• Algera, Dirk A.
  • Brownscombe, Jacob W.
  • Gilmour, Kathleen M.
  • Lawrence, Michael J.
  • Zolderdo, Aaron J.
  • Cooke, Steven J.


Paternal care, where the male provides sole care for the developing brood, is a common form of reproductive investment among teleost fish and ubiquitous in the Centrarchidae family. Throughout the parental care period, nesting males expend energy in a variety of swimming behaviours, including routine and burst swimming, vigilantly monitoring the nest area and protecting the brood from predators. Parental care is an energetically demanding period, which is presumably made even more difficult if fish are exposed to additional challenges such as those arising from human disturbance, resulting in activation of the hypothalamic-pituitary-interrenal axis (i.e., elevation of cortisol). To study this situation, we examined the effects of experimental manipulation of the stress hormone cortisol on locomotor activity and behaviour of nest guarding male smallmouth bass (Micropterus dolomieu). We exogenously elevated circulating cortisol levels (via intracoelomic implants) and attached tri-axial accelerometers to wild smallmouth bass for three days. During the recovery period (i.e., ≤ 4 h post-release), cortisol-treated fish exhibited significantly reduced locomotor activity and performed significantly less burst and routine swimming relative to control fish, indicating cortisol uptake was rapid, as were the associated behavioural responses. Post-recovery (i.e., > 4 h post-release), fish with high cortisol exhibited lower locomotor activity and reduced routine swimming relative to controls. Fish were less active and reduced routine and burst swimming at night compared to daylight hours, an effect independent of cortisol treatment. Collectively, our results suggest that cortisol treatment (as a proxy for anthropogenic disturbance and stress) contributed to altered behaviour, and consequently cortisol-treated males decreased parental investment in their brood, which could have potential fitness implications.


Experimental animals and protocol

The study was conducted between May 15th and 28th, 2015 in four lakes in the Rideau River system (Opinicon Lake, Sand Lake, Indian Lake, and Big Rideau Lake) located in southeastern Ontario. These lakes have a similar species composition and predator burden [50], and previous research indicated that the physiological cost of parental care is similar in these lakes [51]. Surface water temperature ranged from 12 to 16 °C during the study.

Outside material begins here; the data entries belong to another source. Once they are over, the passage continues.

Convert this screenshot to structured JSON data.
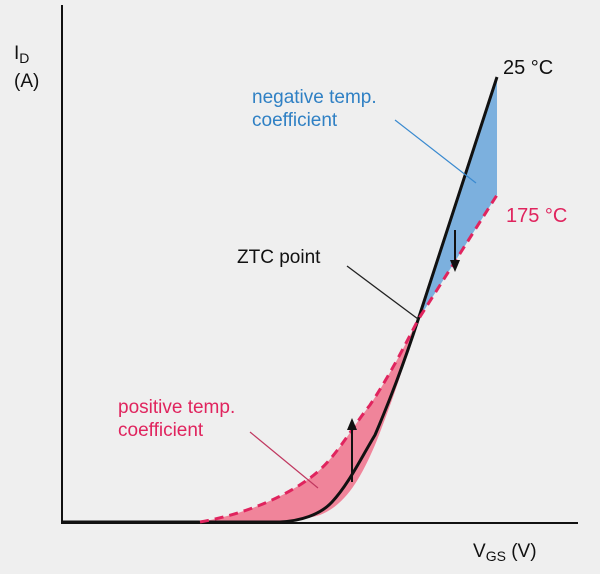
{
  "y_axis": {
    "symbol": "I",
    "subscript": "D",
    "unit": "(A)"
  },
  "x_axis": {
    "symbol": "V",
    "subscript": "GS",
    "unit": "(V)"
  },
  "curves": [
    {
      "name": "25 °C",
      "style": "solid",
      "color": "#111111"
    },
    {
      "name": "175 °C",
      "style": "dashed",
      "color": "#e0245e"
    }
  ],
  "annotations": {
    "negative": {
      "line1": "negative temp.",
      "line2": "coefficient",
      "color": "#2f80c4"
    },
    "positive": {
      "line1": "positive temp.",
      "line2": "coefficient",
      "color": "#e0245e"
    },
    "ztc": "ZTC point"
  },
  "colors": {
    "blue_fill": "#6fa8dc",
    "red_fill": "#f07890",
    "background": "#efefef"
  }
}
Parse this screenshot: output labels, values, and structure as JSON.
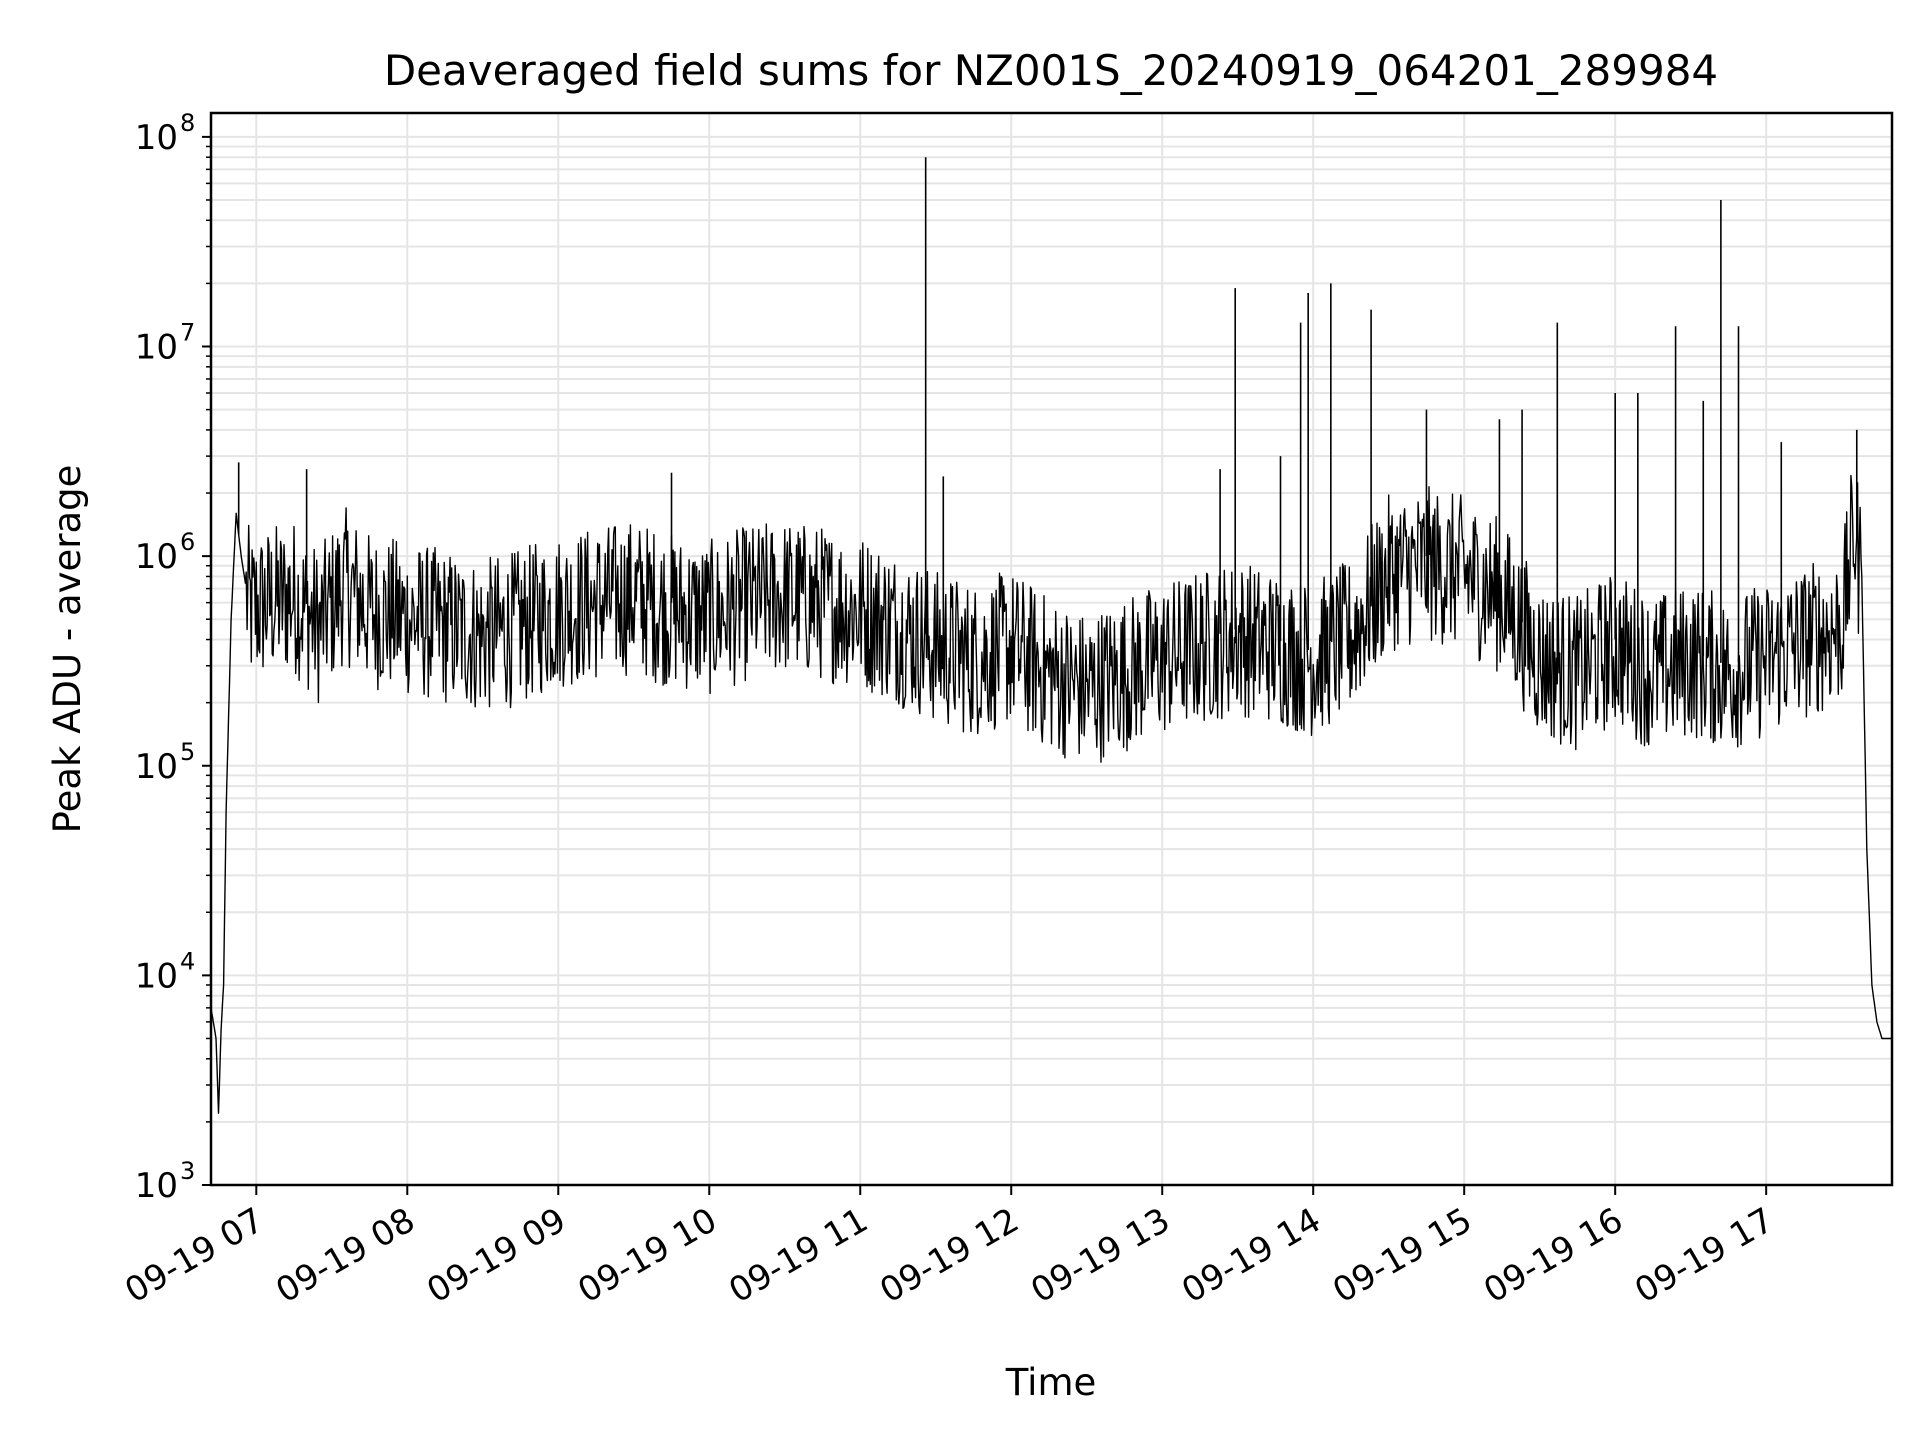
{
  "chart_data": {
    "type": "line",
    "title": "Deaveraged field sums for NZ001S_20240919_064201_289984",
    "xlabel": "Time",
    "ylabel": "Peak ADU - average",
    "yscale": "log",
    "ylim": [
      1000,
      130000000
    ],
    "xlim": [
      "09-19 06:42",
      "09-19 17:50"
    ],
    "grid": true,
    "line_color": "#000000",
    "grid_color": "#e5e5e5",
    "x_tick_labels": [
      "09-19 07",
      "09-19 08",
      "09-19 09",
      "09-19 10",
      "09-19 11",
      "09-19 12",
      "09-19 13",
      "09-19 14",
      "09-19 15",
      "09-19 16",
      "09-19 17"
    ],
    "x_tick_times": [
      "09-19 07:00",
      "09-19 08:00",
      "09-19 09:00",
      "09-19 10:00",
      "09-19 11:00",
      "09-19 12:00",
      "09-19 13:00",
      "09-19 14:00",
      "09-19 15:00",
      "09-19 16:00",
      "09-19 17:00"
    ],
    "y_tick_labels": [
      {
        "base": "10",
        "exp": "3",
        "value": 1000
      },
      {
        "base": "10",
        "exp": "4",
        "value": 10000
      },
      {
        "base": "10",
        "exp": "5",
        "value": 100000
      },
      {
        "base": "10",
        "exp": "6",
        "value": 1000000
      },
      {
        "base": "10",
        "exp": "7",
        "value": 10000000
      },
      {
        "base": "10",
        "exp": "8",
        "value": 100000000
      }
    ],
    "series": [
      {
        "x": [
          "09-19 06:42",
          "09-19 06:44",
          "09-19 06:45",
          "09-19 06:46",
          "09-19 06:47",
          "09-19 06:48",
          "09-19 06:50",
          "09-19 06:52",
          "09-19 06:54",
          "09-19 06:56",
          "09-19 06:58",
          "09-19 07:05",
          "09-19 07:15",
          "09-19 07:25",
          "09-19 07:35",
          "09-19 07:45",
          "09-19 08:00",
          "09-19 08:15",
          "09-19 08:30",
          "09-19 08:45",
          "09-19 09:00",
          "09-19 09:15",
          "09-19 09:30",
          "09-19 09:45",
          "09-19 10:00",
          "09-19 10:15",
          "09-19 10:30",
          "09-19 10:45",
          "09-19 11:00",
          "09-19 11:15",
          "09-19 11:30",
          "09-19 11:45",
          "09-19 12:00",
          "09-19 12:15",
          "09-19 12:30",
          "09-19 12:45",
          "09-19 13:00",
          "09-19 13:15",
          "09-19 13:30",
          "09-19 13:45",
          "09-19 14:00",
          "09-19 14:15",
          "09-19 14:30",
          "09-19 14:45",
          "09-19 15:00",
          "09-19 15:15",
          "09-19 15:30",
          "09-19 15:45",
          "09-19 16:00",
          "09-19 16:15",
          "09-19 16:30",
          "09-19 16:45",
          "09-19 17:00",
          "09-19 17:10",
          "09-19 17:20",
          "09-19 17:30",
          "09-19 17:35",
          "09-19 17:38",
          "09-19 17:40",
          "09-19 17:42",
          "09-19 17:44",
          "09-19 17:46",
          "09-19 17:48",
          "09-19 17:50"
        ],
        "y": [
          7000,
          5000,
          2200,
          5500,
          9000,
          60000,
          500000,
          1600000,
          1000000,
          700000,
          600000,
          650000,
          700000,
          500000,
          800000,
          600000,
          550000,
          500000,
          450000,
          500000,
          600000,
          650000,
          700000,
          600000,
          550000,
          650000,
          700000,
          650000,
          600000,
          500000,
          400000,
          350000,
          400000,
          300000,
          250000,
          300000,
          350000,
          400000,
          450000,
          400000,
          350000,
          450000,
          900000,
          1000000,
          900000,
          700000,
          350000,
          300000,
          400000,
          300000,
          350000,
          300000,
          350000,
          400000,
          450000,
          500000,
          1500000,
          800000,
          40000,
          9000,
          6000,
          5000,
          5000,
          5000
        ]
      }
    ],
    "spikes": [
      {
        "x": "09-19 06:53",
        "y": 2800000
      },
      {
        "x": "09-19 07:20",
        "y": 2600000
      },
      {
        "x": "09-19 09:45",
        "y": 2500000
      },
      {
        "x": "09-19 11:26",
        "y": 80000000
      },
      {
        "x": "09-19 11:33",
        "y": 2400000
      },
      {
        "x": "09-19 13:23",
        "y": 2600000
      },
      {
        "x": "09-19 13:29",
        "y": 19000000
      },
      {
        "x": "09-19 13:47",
        "y": 3000000
      },
      {
        "x": "09-19 13:55",
        "y": 13000000
      },
      {
        "x": "09-19 13:58",
        "y": 18000000
      },
      {
        "x": "09-19 14:07",
        "y": 20000000
      },
      {
        "x": "09-19 14:23",
        "y": 15000000
      },
      {
        "x": "09-19 14:45",
        "y": 5000000
      },
      {
        "x": "09-19 15:14",
        "y": 4500000
      },
      {
        "x": "09-19 15:23",
        "y": 5000000
      },
      {
        "x": "09-19 15:37",
        "y": 13000000
      },
      {
        "x": "09-19 16:00",
        "y": 6000000
      },
      {
        "x": "09-19 16:09",
        "y": 6000000
      },
      {
        "x": "09-19 16:24",
        "y": 12500000
      },
      {
        "x": "09-19 16:35",
        "y": 5500000
      },
      {
        "x": "09-19 16:42",
        "y": 50000000
      },
      {
        "x": "09-19 16:49",
        "y": 12500000
      },
      {
        "x": "09-19 17:06",
        "y": 3500000
      },
      {
        "x": "09-19 17:36",
        "y": 4000000
      }
    ]
  }
}
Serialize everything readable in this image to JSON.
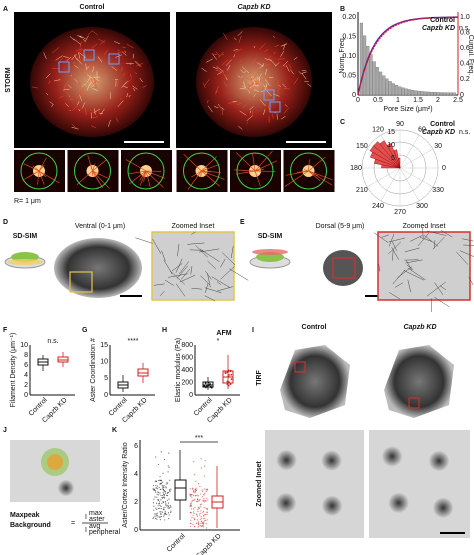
{
  "panel_letters": [
    "A",
    "B",
    "C",
    "D",
    "E",
    "F",
    "G",
    "H",
    "I",
    "J",
    "K"
  ],
  "a": {
    "control": "Control",
    "kd": "Capzb KD",
    "side": "STORM",
    "insets": [
      {
        "num": "1",
        "n": "n=4"
      },
      {
        "num": "2",
        "n": "n=5"
      },
      {
        "num": "3",
        "n": "n=5"
      },
      {
        "num": "1",
        "n": "n=8"
      },
      {
        "num": "2",
        "n": "n=8"
      },
      {
        "num": "3",
        "n": "n=8"
      }
    ],
    "radius": "R= 1 μm"
  },
  "b": {
    "legend": [
      "Control",
      "Capzb KD"
    ],
    "ns": "n.s.",
    "ylabel": "Norm. Freq.",
    "y2label": "Cumul. Freq.",
    "xlabel": "Pore Size (μm²)",
    "xticks": [
      "0",
      "0.5",
      "1",
      "1.5",
      "2",
      "2.5"
    ],
    "yticks": [
      "0",
      "0.05",
      "0.10",
      "0.15",
      "0.20"
    ],
    "y2ticks": [
      "0",
      "0.2",
      "0.4",
      "0.6",
      "0.8",
      "1.0"
    ]
  },
  "c": {
    "legend": [
      "Control",
      "Capzb KD"
    ],
    "ns": "n.s.",
    "angles": [
      "0",
      "30",
      "60",
      "90",
      "120",
      "150",
      "180",
      "210",
      "240",
      "270",
      "300",
      "330"
    ],
    "radii": [
      "5",
      "10",
      "15"
    ]
  },
  "d": {
    "method": "SD-SIM",
    "title": "Ventral (0-1 μm)",
    "inset": "Zoomed Inset"
  },
  "e": {
    "method": "SD-SIM",
    "title": "Dorsal (5-9 μm)",
    "inset": "Zoomed Inset"
  },
  "f": {
    "ylabel": "Filament Density (μm⁻¹)",
    "yticks": [
      "0",
      "2",
      "4",
      "6",
      "8",
      "10"
    ],
    "sig": "n.s.",
    "groups": [
      "Control",
      "Capzb KD"
    ]
  },
  "g": {
    "ylabel": "Aster Coordination #",
    "yticks": [
      "0",
      "5",
      "10",
      "15"
    ],
    "sig": "****",
    "groups": [
      "Control",
      "Capzb KD"
    ]
  },
  "h": {
    "title": "AFM",
    "ylabel": "Elastic modulus (Pa)",
    "yticks": [
      "0",
      "200",
      "400",
      "600",
      "800"
    ],
    "sig": "*",
    "groups": [
      "Control",
      "Capzb KD"
    ]
  },
  "i": {
    "control": "Control",
    "kd": "Capzb KD",
    "side": "TIRF",
    "inset_side": "Zoomed Inset"
  },
  "j": {
    "max": "Maxpeak",
    "bg": "Background",
    "eq": "=",
    "num": "I",
    "num_sup": "max",
    "num_sub": "aster",
    "den": "I",
    "den_sup": "avg",
    "den_sub": "peripheral"
  },
  "k": {
    "ylabel": "Aster/Cortex Intensity Ratio",
    "yticks": [
      "0",
      "2",
      "4",
      "6"
    ],
    "sig": "***",
    "groups": [
      "Control",
      "Capzb KD"
    ]
  }
}
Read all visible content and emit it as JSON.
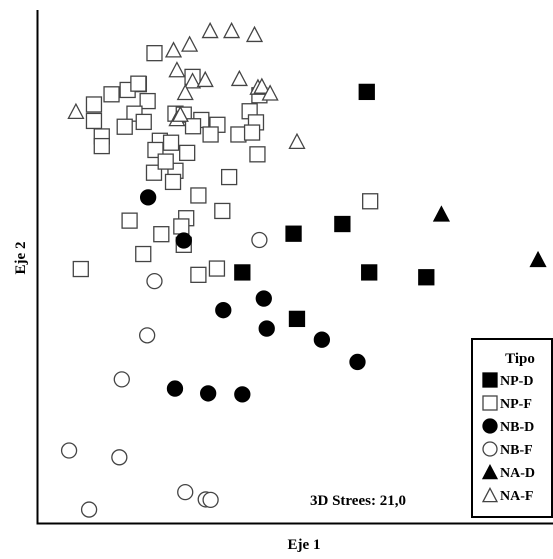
{
  "chart_data": {
    "type": "scatter",
    "title": "",
    "xlabel": "Eje 1",
    "ylabel": "Eje 2",
    "xlim": [
      0,
      100
    ],
    "ylim": [
      0,
      100
    ],
    "grid": false,
    "legend_position": "bottom-right",
    "legend_title": "Tipo",
    "annotation": "3D Strees: 21,0",
    "series": [
      {
        "name": "NP-D",
        "marker": "square",
        "filled": true,
        "points": [
          [
            64.5,
            86.8
          ],
          [
            59.5,
            59.5
          ],
          [
            49.5,
            57.5
          ],
          [
            39.0,
            49.5
          ],
          [
            65.0,
            49.5
          ],
          [
            76.7,
            48.5
          ],
          [
            50.2,
            39.9
          ]
        ]
      },
      {
        "name": "NP-F",
        "marker": "square",
        "filled": true,
        "points": [
          [
            21.0,
            94.8
          ],
          [
            17.8,
            88.4
          ],
          [
            15.5,
            87.2
          ],
          [
            12.2,
            86.3
          ],
          [
            28.8,
            89.9
          ],
          [
            19.6,
            84.9
          ],
          [
            16.9,
            82.3
          ],
          [
            25.3,
            82.3
          ],
          [
            27.0,
            82.1
          ],
          [
            30.6,
            81.0
          ],
          [
            18.8,
            80.6
          ],
          [
            33.9,
            80.0
          ],
          [
            40.5,
            82.8
          ],
          [
            41.8,
            80.5
          ],
          [
            42.5,
            86.1
          ],
          [
            8.6,
            80.8
          ],
          [
            14.9,
            79.6
          ],
          [
            28.9,
            79.7
          ],
          [
            32.5,
            78.0
          ],
          [
            10.2,
            77.6
          ],
          [
            10.2,
            75.6
          ],
          [
            22.1,
            76.7
          ],
          [
            24.4,
            76.3
          ],
          [
            21.2,
            74.8
          ],
          [
            27.7,
            74.2
          ],
          [
            25.3,
            70.5
          ],
          [
            20.9,
            70.1
          ],
          [
            23.3,
            72.4
          ],
          [
            24.8,
            68.2
          ],
          [
            42.1,
            73.9
          ],
          [
            38.2,
            78.0
          ],
          [
            36.3,
            69.2
          ],
          [
            27.5,
            60.7
          ],
          [
            30.0,
            65.4
          ],
          [
            34.9,
            62.2
          ],
          [
            26.5,
            59.0
          ],
          [
            27.0,
            55.2
          ],
          [
            22.4,
            57.4
          ],
          [
            18.7,
            53.3
          ],
          [
            41.0,
            78.4
          ],
          [
            15.9,
            60.2
          ],
          [
            5.9,
            50.2
          ],
          [
            33.8,
            50.3
          ],
          [
            30.0,
            49.0
          ],
          [
            65.2,
            64.2
          ],
          [
            8.6,
            84.2
          ],
          [
            17.7,
            88.5
          ]
        ]
      },
      {
        "name": "NB-D",
        "marker": "circle",
        "filled": true,
        "points": [
          [
            19.7,
            65.0
          ],
          [
            27.0,
            56.1
          ],
          [
            35.1,
            41.7
          ],
          [
            43.4,
            44.1
          ],
          [
            44.0,
            37.9
          ],
          [
            55.3,
            35.6
          ],
          [
            62.6,
            31.0
          ],
          [
            25.2,
            25.5
          ],
          [
            32.0,
            24.5
          ],
          [
            39.0,
            24.3
          ]
        ]
      },
      {
        "name": "NB-F",
        "marker": "circle",
        "filled": false,
        "points": [
          [
            42.5,
            56.2
          ],
          [
            21.0,
            47.7
          ],
          [
            19.5,
            36.5
          ],
          [
            14.3,
            27.4
          ],
          [
            3.5,
            12.7
          ],
          [
            13.8,
            11.3
          ],
          [
            27.3,
            4.1
          ],
          [
            31.5,
            2.6
          ],
          [
            32.5,
            2.5
          ],
          [
            7.6,
            0.5
          ]
        ]
      },
      {
        "name": "NA-D",
        "marker": "triangle",
        "filled": true,
        "points": [
          [
            79.8,
            61.6
          ],
          [
            99.6,
            52.2
          ]
        ]
      },
      {
        "name": "NA-F",
        "marker": "triangle",
        "filled": false,
        "points": [
          [
            32.4,
            99.5
          ],
          [
            36.8,
            99.5
          ],
          [
            41.5,
            98.7
          ],
          [
            24.9,
            95.5
          ],
          [
            28.2,
            96.7
          ],
          [
            25.6,
            91.4
          ],
          [
            28.8,
            89.1
          ],
          [
            31.4,
            89.4
          ],
          [
            38.4,
            89.6
          ],
          [
            42.2,
            87.8
          ],
          [
            43.0,
            88.0
          ],
          [
            4.9,
            82.8
          ],
          [
            25.6,
            81.3
          ],
          [
            27.3,
            86.7
          ],
          [
            44.7,
            86.6
          ],
          [
            26.3,
            82.2
          ],
          [
            50.2,
            76.6
          ]
        ]
      }
    ]
  },
  "legend": {
    "title": "Tipo",
    "items": [
      "NP-D",
      "NP-F",
      "NB-D",
      "NB-F",
      "NA-D",
      "NA-F"
    ]
  }
}
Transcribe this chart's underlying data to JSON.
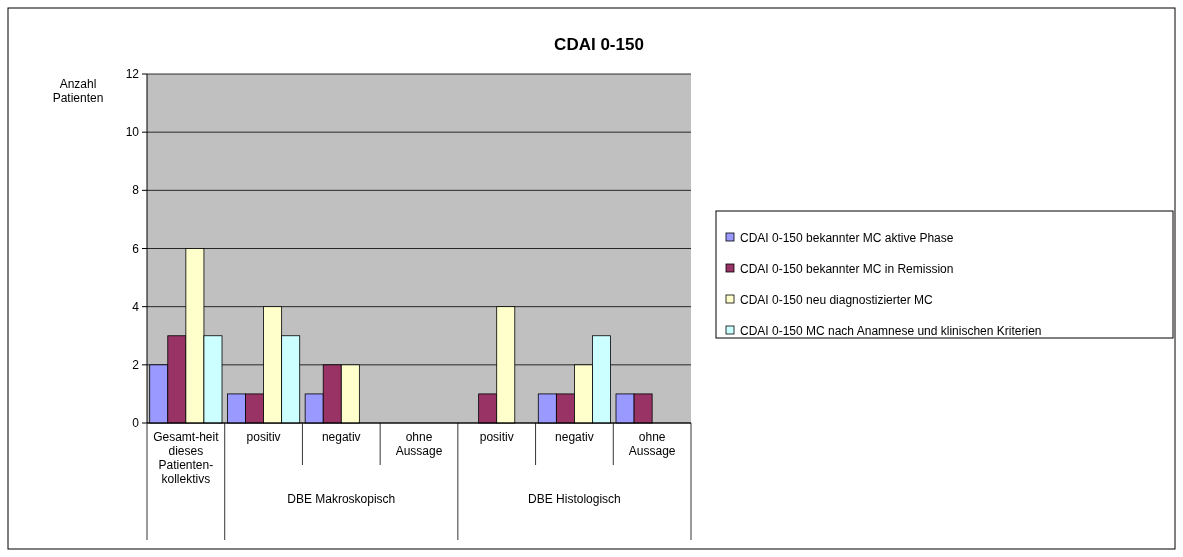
{
  "chart_data": {
    "type": "bar",
    "title": "CDAI 0-150",
    "ylabel": "Anzahl Patienten",
    "categories": [
      "Gesamt-heit dieses Patienten-kollektivs",
      "positiv",
      "negativ",
      "ohne Aussage",
      "positiv",
      "negativ",
      "ohne Aussage"
    ],
    "annotations": [
      "DBE Makroskopisch",
      "DBE Histologisch"
    ],
    "series": [
      {
        "name": "CDAI 0-150 bekannter MC aktive Phase",
        "color": "#9999ff",
        "values": [
          2,
          1,
          1,
          0,
          0,
          1,
          1
        ]
      },
      {
        "name": "CDAI 0-150 bekannter MC in Remission",
        "color": "#993366",
        "values": [
          3,
          1,
          2,
          0,
          1,
          1,
          1
        ]
      },
      {
        "name": "CDAI 0-150 neu diagnostizierter MC",
        "color": "#ffffcc",
        "values": [
          6,
          4,
          2,
          0,
          4,
          2,
          0
        ]
      },
      {
        "name": "CDAI 0-150 MC nach Anamnese und klinischen Kriterien",
        "color": "#ccffff",
        "values": [
          3,
          3,
          0,
          0,
          0,
          3,
          0
        ]
      }
    ],
    "ylim": [
      0,
      12
    ],
    "yticks": [
      0,
      2,
      4,
      6,
      8,
      10,
      12
    ],
    "grid": "y",
    "legend": "right"
  }
}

Nesting male smallmouth bass (Micropterus dolomieu) guarding unhatched embryos (‘eggs’) 0 to 3 days old were located through snorkel surveys and angled from the nest, with fight time minimized (< 20 s) to reduce angling-associated stress [44], [46]. All nests selected for inclusion in the study were located in a rocky substrate in water depths ranging from 0.5 to 1.5 m. Following capture, fish were placed in a foam-lined trough containing fresh lake water and total length (TL) was measured. To limit handling time, mass was estimated from an established length-mass relationship [44] using the Eq. (1) where mass is reported in grams and TL in millimeters.

(1) log10 mass = -7.1004 + 3.884(log10 TL)

Following the general methods of Brownscombe et al. [52], accelerometers (see below for accelerometer details) were firmly attached through the dorsal musculature using 13.6 kg Dacron line and a backing pad; accelerometers were placed on the external surface of the right side of the fish under the soft area of the dorsal fin.

Fish were randomly assigned to one of three treatment groups; control fish that were untreated, fish that received an intraperitoneal injection of cocoa butter (5 mL kg− 1; NOW Foods, Bloomingdale, IL) mixed with a low (5 mg mL− 1) concentration of cortisol (hydrocortisone 21-hemisuccinate, Santa Cruz Biotechnology, Dallas, TX), and fish that received a high (10 mg mL− 1) cortisol concentration, again as an intraperitoneal implant in cocoa butter. The high cortisol concentration in this study (10 mg mL− 1) has been found to produce high elevated circulating cortisol levels in nesting black bass for 5–6 days [44], [45]. A sham treatment group (cocoa butter alone) was not included in the experimental design owing to inconsistent cortisol responses associated with sham treatment (see [53]). Prior to release, fish (with tag affixed) were rotated along known axes (forward pitching motion and rolled to the right) in a cooler containing fresh lake water, noting the corresponding times, to aid in calibrating accelerometers. Capture, tagging, cortisol administration (if applicable), and accelerometer calibration encompassed < 7 min.